Timothy Hollingshed se acercó al grupo y miró con desdén a Marklin, como de costumbre. Tenía la nariz aguileña y el cabello blanco y espeso, como el de Aaron. A Marklin no le gustaba su aspecto. Era una versión cruel de Aaron, más alto, más ostentosamente elegante. Llevaba los dedos cargados de anillos, cada uno de los cuales encerraba presuntamente una historia de batallas, traiciones y venganzas. ¡Qué vulgaridad! ¿Cuándo podrían largarse de allí? ¿Cuándo acabaría aquello?

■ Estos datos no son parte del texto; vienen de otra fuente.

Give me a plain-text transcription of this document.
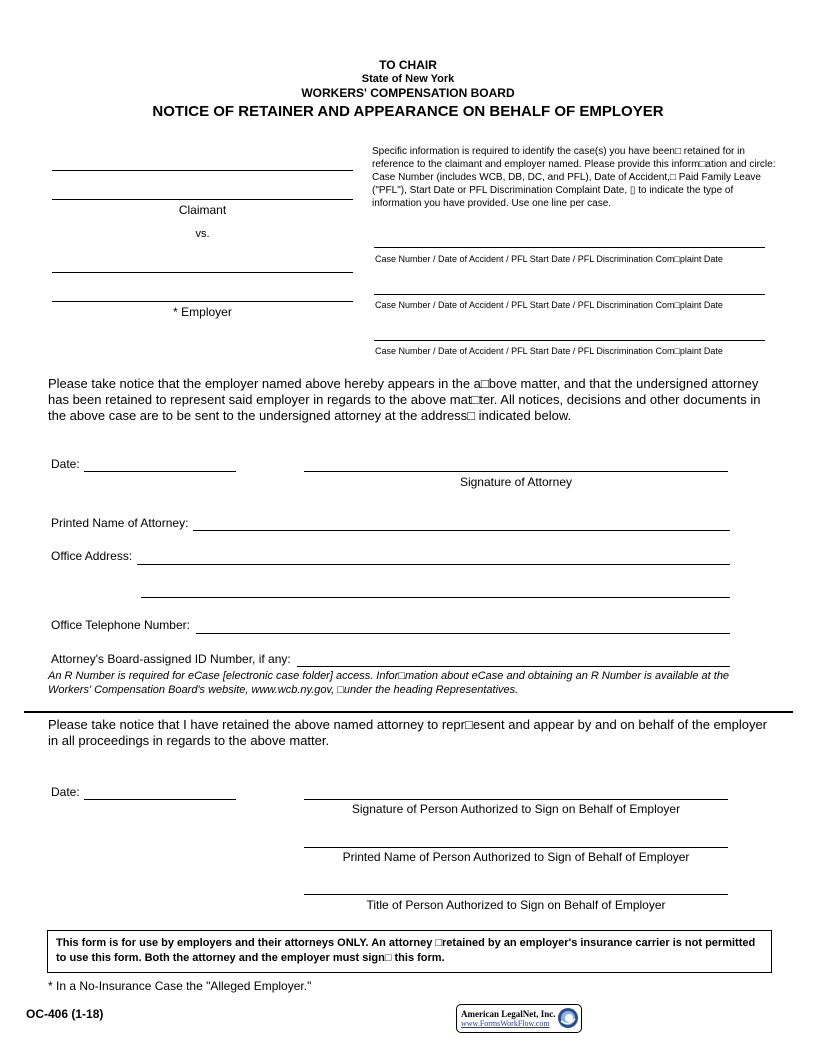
TO CHAIR
State of New York
WORKERS' COMPENSATION BOARD
NOTICE OF RETAINER AND APPEARANCE ON BEHALF OF EMPLOYER
Claimant
vs.
* Employer
Specific information is required to identify the case(s) you have been□ retained for in reference to the claimant and employer named. Please provide this inform□ation and circle: Case Number (includes WCB, DB, DC, and PFL), Date of Accident,□ Paid Family Leave ("PFL"), Start Date or PFL Discrimination Complaint Date, ▯ to indicate the type of information you have provided. Use one line per case.
Case Number / Date of Accident / PFL Start Date / PFL Discrimination Com□plaint Date
Case Number / Date of Accident / PFL Start Date / PFL Discrimination Com□plaint Date
Case Number / Date of Accident / PFL Start Date / PFL Discrimination Com□plaint Date
Please take notice that the employer named above hereby appears in the a□bove matter, and that the undersigned attorney has been retained to represent said employer in regards to the above mat□ter. All notices, decisions and other documents in the above case are to be sent to the undersigned attorney at the address□ indicated below.
Date:
Signature of Attorney
Printed Name of Attorney:
Office Address:
Office Telephone Number:
Attorney's Board-assigned ID Number, if any:
An R Number is required for eCase [electronic case folder] access. Infor□mation about eCase and obtaining an R Number is available at the Workers' Compensation Board's website, www.wcb.ny.gov, □under the heading Representatives.
Please take notice that I have retained the above named attorney to repr□esent and appear by and on behalf of the employer in all proceedings in regards to the above matter.
Date:
Signature of Person Authorized to Sign on Behalf of Employer
Printed Name of Person Authorized to Sign of Behalf of Employer
Title of Person Authorized to Sign on Behalf of Employer
This form is for use by employers and their attorneys ONLY. An attorney □retained by an employer's insurance carrier is not permitted to use this form. Both the attorney and the employer must sign□ this form.
* In a No-Insurance Case the "Alleged Employer."
OC-406 (1-18)	American LegalNet, Inc.
www.FormsWorkFlow.com
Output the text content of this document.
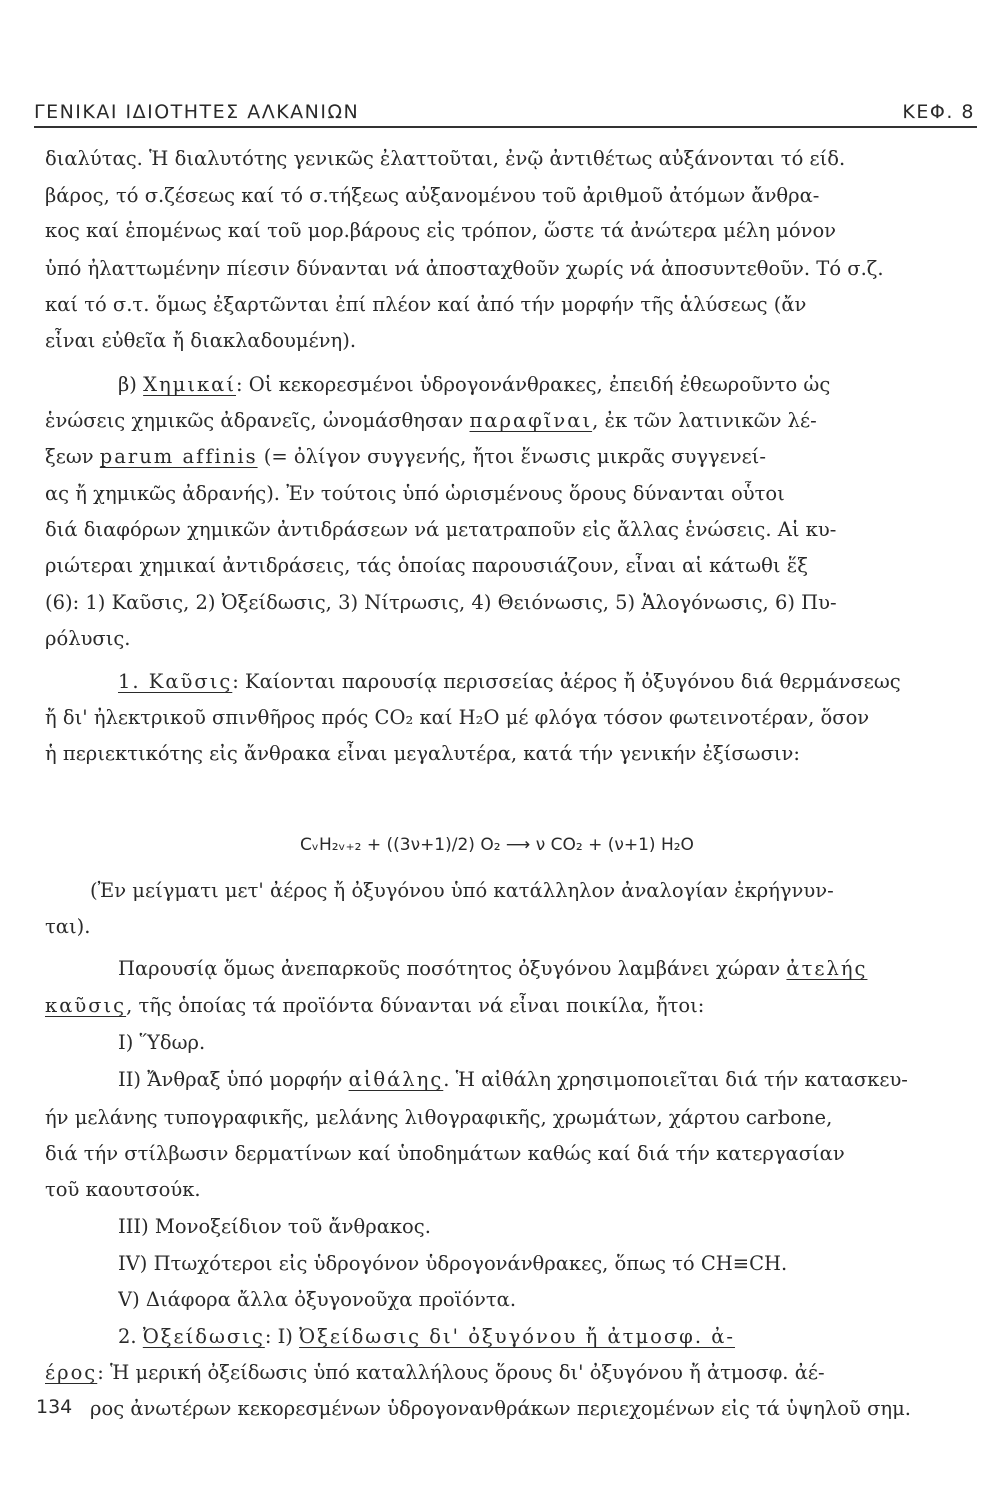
ΓΕΝΙΚΑΙ ΙΔΙΟΤΗΤΕΣ ΑΛΚΑΝΙΩΝ	ΚΕΦ. 8
διαλύτας. Ἡ διαλυτότης γενικῶς ἐλαττοῦται, ἐνῷ ἀντιθέτως αὐξάνονται τό είδ.
βάρος, τό σ.ζέσεως καί τό σ.τήξεως αὐξανομένου τοῦ ἀριθμοῦ ἀτόμων ἄνθρα-
κος καί ἑπομένως καί τοῦ μορ.βάρους εἰς τρόπον, ὥστε τά ἀνώτερα μέλη μόνον
ὑπό ἠλαττωμένην πίεσιν δύνανται νά ἀποσταχθοῦν χωρίς νά ἀποσυντεθοῦν. Τό σ.ζ.
καί τό σ.τ. ὅμως ἐξαρτῶνται ἐπί πλέον καί ἀπό τήν μορφήν τῆς ἁλύσεως (ἄν
εἶναι εὐθεῖα ἤ διακλαδουμένη).
β) Χημικαί: Οἱ κεκορεσμένοι ὑδρογονάνθρακες, ἐπειδή ἐθεωροῦντο ὡς
ἑνώσεις χημικῶς ἀδρανεῖς, ὠνομάσθησαν παραφῖναι, ἐκ τῶν λατινικῶν λέ-
ξεων parum affinis (= ὀλίγον συγγενής, ἤτοι ἕνωσις μικρᾶς συγγενεί-
ας ἤ χημικῶς ἀδρανής). Ἐν τούτοις ὑπό ὡρισμένους ὅρους δύνανται οὗτοι
διά διαφόρων χημικῶν ἀντιδράσεων νά μετατραποῦν εἰς ἄλλας ἑνώσεις. Αἱ κυ-
ριώτεραι χημικαί ἀντιδράσεις, τάς ὁποίας παρουσιάζουν, εἶναι αἱ κάτωθι ἕξ
(6): 1) Καῦσις, 2) Ὀξείδωσις, 3) Νίτρωσις, 4) Θειόνωσις, 5) Ἁλογόνωσις, 6) Πυ-
ρόλυσις.
1. Καῦσις: Καίονται παρουσίᾳ περισσείας ἀέρος ἤ ὀξυγόνου διά θερμάνσεως
ἤ δι' ἠλεκτρικοῦ σπινθῆρος πρός CO₂ καί H₂O μέ φλόγα τόσον φωτεινοτέραν, ὅσον
ἡ περιεκτικότης εἰς ἄνθρακα εἶναι μεγαλυτέρα, κατά τήν γενικήν ἐξίσωσιν:
CᵥH₂ᵥ₊₂ + ((3ν+1)/2) O₂ ⟶ ν CO₂ + (ν+1) H₂O
(Ἐν μείγματι μετ' ἀέρος ἤ ὀξυγόνου ὑπό κατάλληλον ἀναλογίαν ἐκρήγνυν-
ται).
Παρουσίᾳ ὅμως ἀνεπαρκοῦς ποσότητος ὀξυγόνου λαμβάνει χώραν ἀτελής
καῦσις, τῆς ὁποίας τά προϊόντα δύνανται νά εἶναι ποικίλα, ἤτοι:
I) Ὕδωρ.
II) Ἄνθραξ ὑπό μορφήν αἰθάλης. Ἡ αἰθάλη χρησιμοποιεῖται διά τήν κατασκευ-
ήν μελάνης τυπογραφικῆς, μελάνης λιθογραφικῆς, χρωμάτων, χάρτου carbone,
διά τήν στίλβωσιν δερματίνων καί ὑποδημάτων καθώς καί διά τήν κατεργασίαν
τοῦ καουτσούκ.
III) Μονοξείδιον τοῦ ἄνθρακος.
IV) Πτωχότεροι εἰς ὑδρογόνον ὑδρογονάνθρακες, ὅπως τό CH≡CH.
V) Διάφορα ἄλλα ὀξυγονοῦχα προϊόντα.
2. Ὀξείδωσις: I) Ὀξείδωσις δι' ὀξυγόνου ἤ ἀτμοσφ. ἀ-
έρος: Ἡ μερική ὀξείδωσις ὑπό καταλλήλους ὅρους δι' ὀξυγόνου ἤ ἀτμοσφ. ἀέ-
ρος ἀνωτέρων κεκορεσμένων ὑδρογονανθράκων περιεχομένων εἰς τά ὑψηλοῦ σημ.
134
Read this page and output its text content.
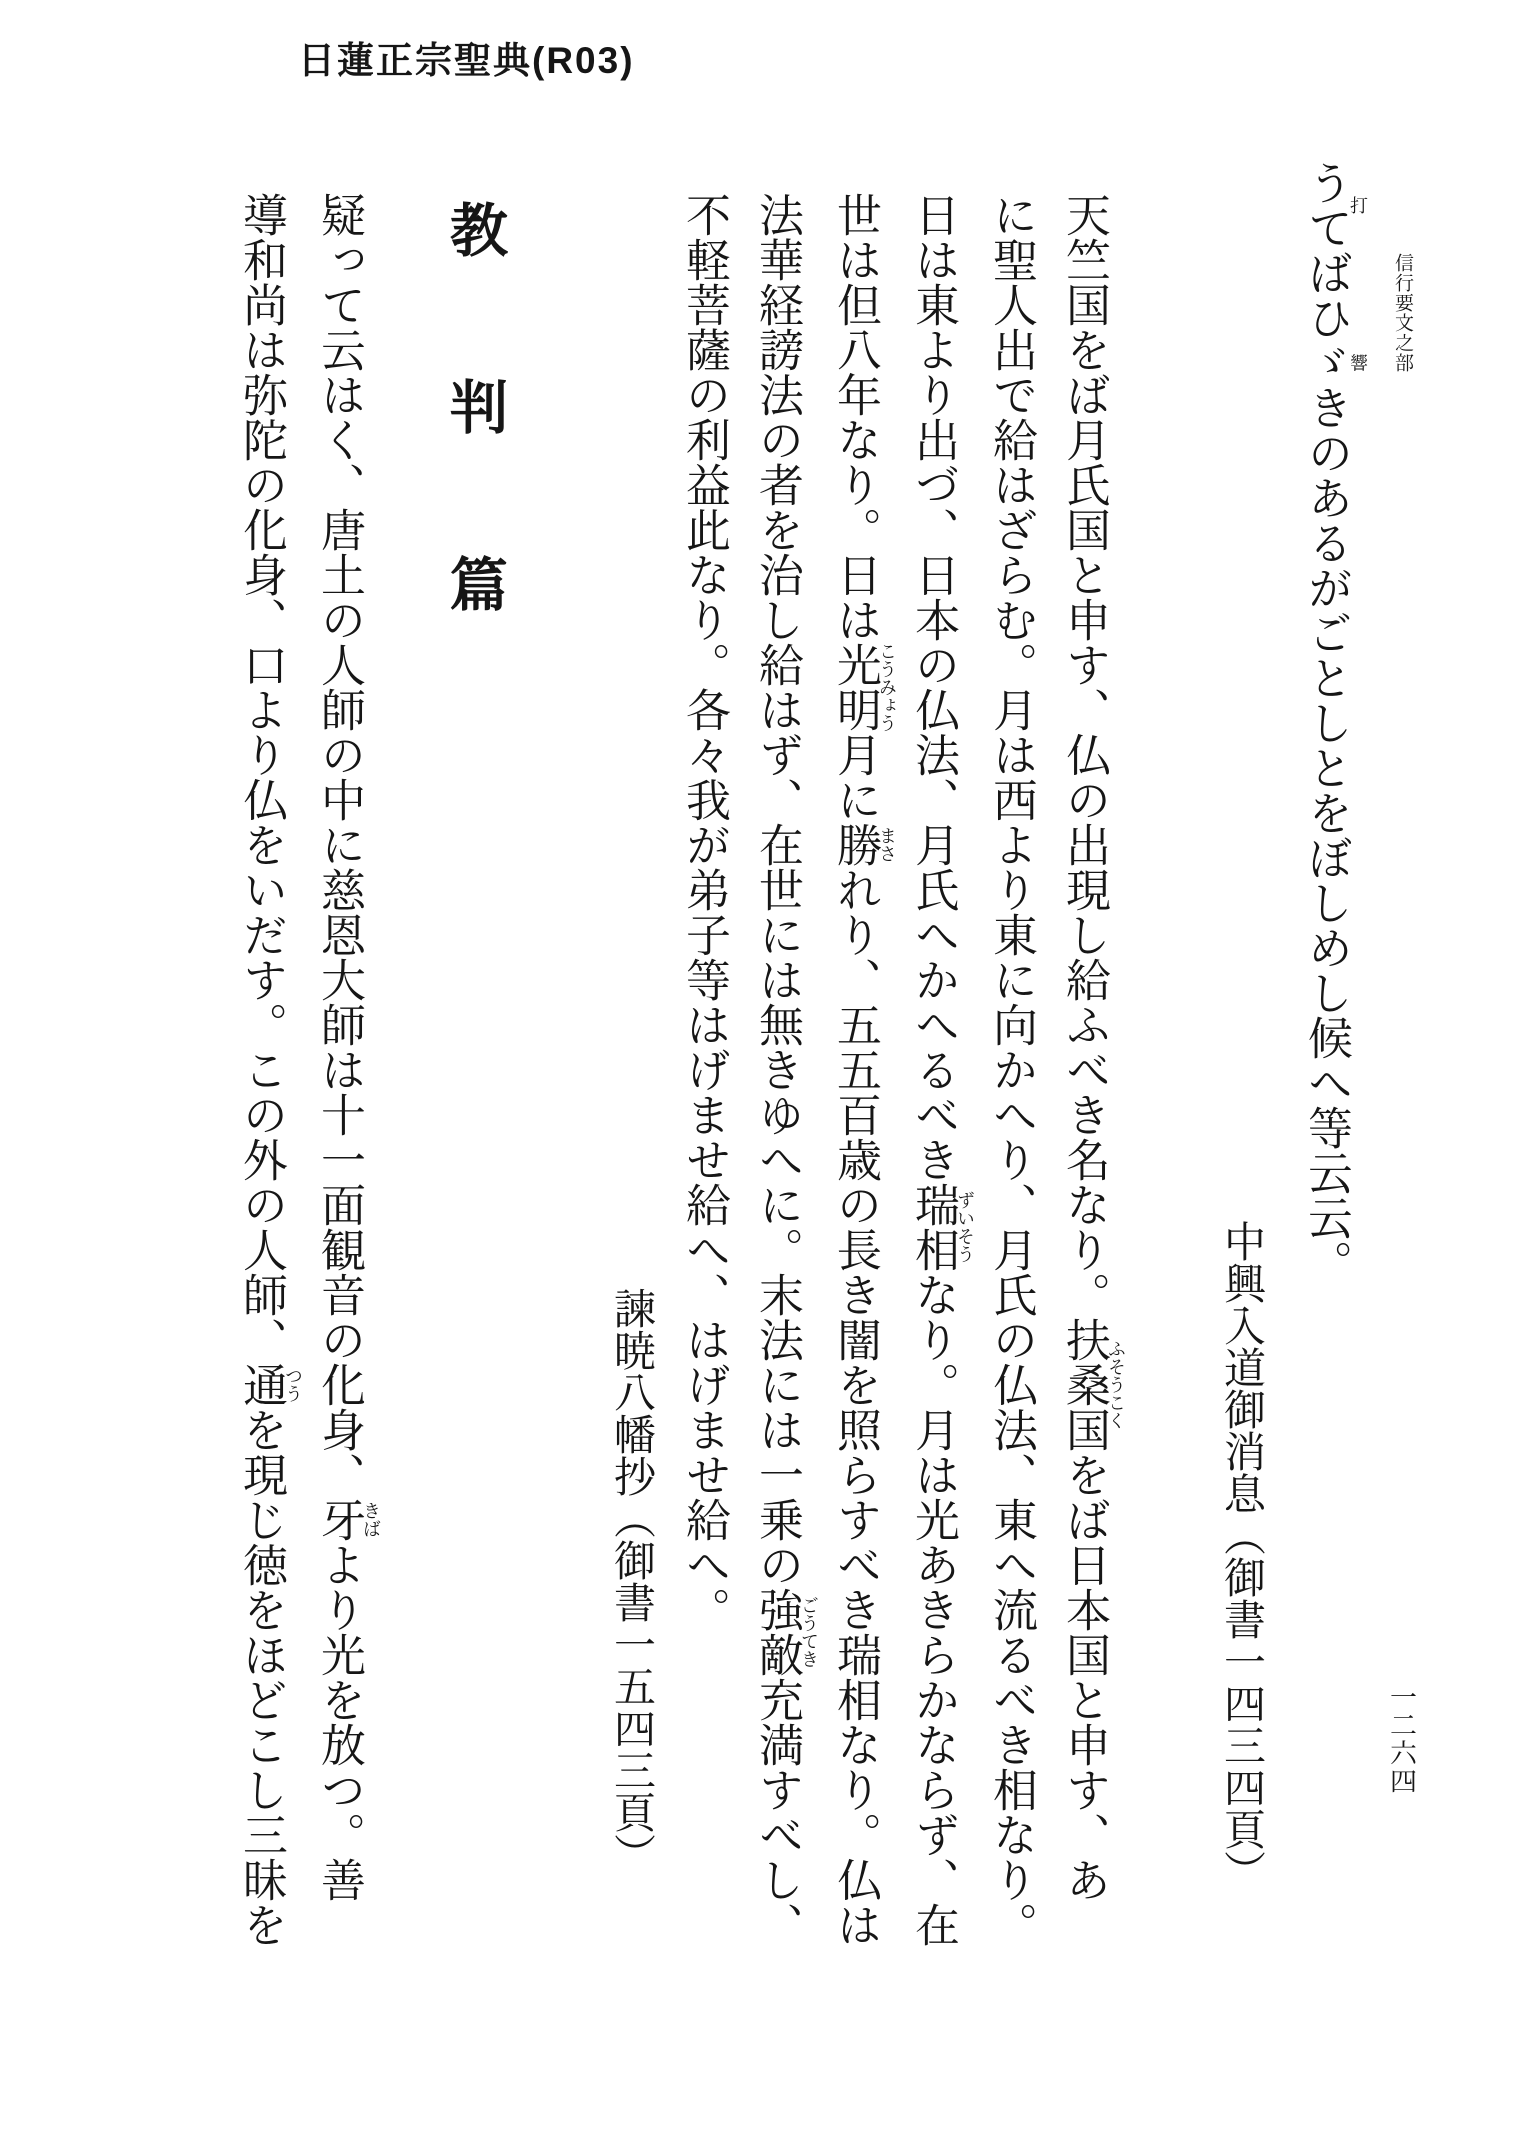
日蓮正宗聖典(R03)
信行要文之部
うて打ばひゞき響のあるがごとしとをぼしめし候へ等云云。
中興入道御消息（御書一四三四頁）
天竺国をば月氏国と申す、仏の出現し給ふべき名なり。扶桑国ふそうこくをば日本国と申す、あ
に聖人出で給はざらむ。月は西より東に向かへり、月氏の仏法、東へ流るべき相なり。
日は東より出づ、日本の仏法、月氏へかへるべき瑞相ずいそうなり。月は光あきらかならず、在
世は但八年なり。日は光明こうみょう月に勝まされり、五五百歳の長き闇を照らすべき瑞相なり。仏は
法華経謗法の者を治し給はず、在世には無きゆへに。末法には一乗の強敵ごうてき充満すべし、
不軽菩薩の利益此なり。各々我が弟子等はげませ給へ、はげませ給へ。
諫暁八幡抄（御書一五四三頁）
教判篇
疑って云はく、唐土の人師の中に慈恩大師は十一面観音の化身、牙きばより光を放つ。善
導和尚は弥陀の化身、口より仏をいだす。この外の人師、通つうを現じ徳をほどこし三昧を	一二六四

—Algunas cosas son sagradas para nosotros —decía Timothy—, como si constituyéramos una pequeña nación.

En aquel momento apareció de nuevo Elvera.

—Sí, no se trata simplemente de una cuestión de tradiciones —dijo.

—En efecto —apostilló un hombre alto y moreno, con los ojos negros y el rostro tostado por el sol—. Se trata de un profundo compromiso moral, de lealtad, en definitiva.

—Y de respeto —respondió Enzo—. No olvides el respeto.

—Un consenso —dijo Elvera, mirando a Marklin fijamente, como los demás—, respecto a lo que tiene valor y cómo debemos protegerlo a toda costa.

En aquel momento entraron más personas en la sala, más miembros veteranos de la Orden, lo cual auguraba un aumento en el número de banalidades pronunciadas por los presentes. Alguien lanzó otra carcajada. ¿A qué venían esas risas en un acto para honrar a un difunto?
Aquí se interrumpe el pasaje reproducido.